The ceremony was a mixture of formality, readings to match the surroundings and the solstice, Sonja’s words defining our story to get to that moment and our own personally-written vows. The moments that stick particularly in my mind are many.
Writing our own vows made the moment even more personal and brought some laughter as well as the seriousness of the commitments we made. As I spoke, the rain started to come down a little stronger, fine drizzle flowing into my face as I read my chosen words. I promised to steer around sheep in the road while Sarah promised to put lids on jars (but not necessarily screwing them on properly). As Sarah finished the sky brightened a little and the dampness relented.
We exchanged rings that had been specially made for us, cast in sand from beaches that had marked moments in our lives, including one we would visit on Harris later in the following week.
We drank from a quaich. We individually poured whisky into the small two-handled hand-carved oak bowl, symbolising two people coming together as one, and we took turns to drink from it. We then poured the last remaining drops to the ground, to nourish the land around us.
Moving on from the quaich, we also included the ancient handfasting ceremony where our hands were tied together with a length of ceremonial ribbon. This ‘tying the knot’ moment again symbolises two people coming together and at the end when the hands are parted the knot stays intact and should remain so.
The final act of the wedding, with Sonja proclaiming our marriage, brought to an end what seemed like a both only a few seconds and an age in time. So intense was the ceremony that time appeared to both stretch and contract, but there was also the constant marking of the seconds as the cuckoo continued to call all the way through those 25 minutes. It became the symbol of our wedding and the two weeks in Scotland. We heard their calls frequently over the days that followed and, finally, as we wandered around a quiet, abandoned village on the east coast of Harris, we saw one speeding along above the shore, being chased by a meadow pipit or two.

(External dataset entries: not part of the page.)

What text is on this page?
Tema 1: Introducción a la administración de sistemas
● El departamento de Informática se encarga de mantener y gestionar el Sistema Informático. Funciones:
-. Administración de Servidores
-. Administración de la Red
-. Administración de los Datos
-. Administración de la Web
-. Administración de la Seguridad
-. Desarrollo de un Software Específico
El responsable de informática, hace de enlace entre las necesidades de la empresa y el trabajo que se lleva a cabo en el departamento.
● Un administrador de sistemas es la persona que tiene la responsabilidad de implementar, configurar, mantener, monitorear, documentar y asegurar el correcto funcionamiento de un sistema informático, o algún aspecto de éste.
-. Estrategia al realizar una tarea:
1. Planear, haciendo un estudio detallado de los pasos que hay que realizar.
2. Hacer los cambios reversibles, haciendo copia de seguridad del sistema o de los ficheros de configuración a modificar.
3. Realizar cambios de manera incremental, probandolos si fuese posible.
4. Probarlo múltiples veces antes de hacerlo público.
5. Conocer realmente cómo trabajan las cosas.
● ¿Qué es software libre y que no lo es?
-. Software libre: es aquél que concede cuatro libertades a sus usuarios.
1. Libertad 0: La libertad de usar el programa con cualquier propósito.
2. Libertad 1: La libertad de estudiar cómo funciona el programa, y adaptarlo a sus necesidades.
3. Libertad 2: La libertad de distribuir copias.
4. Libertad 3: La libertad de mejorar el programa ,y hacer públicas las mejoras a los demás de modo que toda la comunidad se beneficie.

After signing the paperwork, we eventually had to say goodbye Sonja and Chris, and we spent the rest of the day with Lynne, taking photos at various spots around the Trotternish Peninsula. We spent a while around the wedding spot, then moved on to Loch Langaig, Duntulm Castle, the old chapel at Bornesketaig, and the nearby Camas Moor Bay, with a view over to the Isle of Harris, and back to the top of the Trotternish Ridge with views over the Sound of Raasay to the mainland mountains of Wester Ross beyond.






Our day finished back at our cottage overlooking Loch Dunvegan and a meal at the fantastic Three Chimneys Restaurant below.
In our preparations, we tried to keep everything as local as possible. Our amazing and talented photographer, Lynne Kennedy, lives just across the Skye Bridge on the Kyle of Lochalsh, the lovely flowers were grown locally on the island by Catherine Matheson at Waternish and our fantastic picnic lunch was prepared by Isle of Skye Seafood. Our quaich was hand carved in Scotland, the whisky we drank from it could only really be Skye’s own Talisker, the hand fasting ribbon was in McKay tartan (there are McKays in my family) and my jacket and waistcoat were both made from Harris Tweed.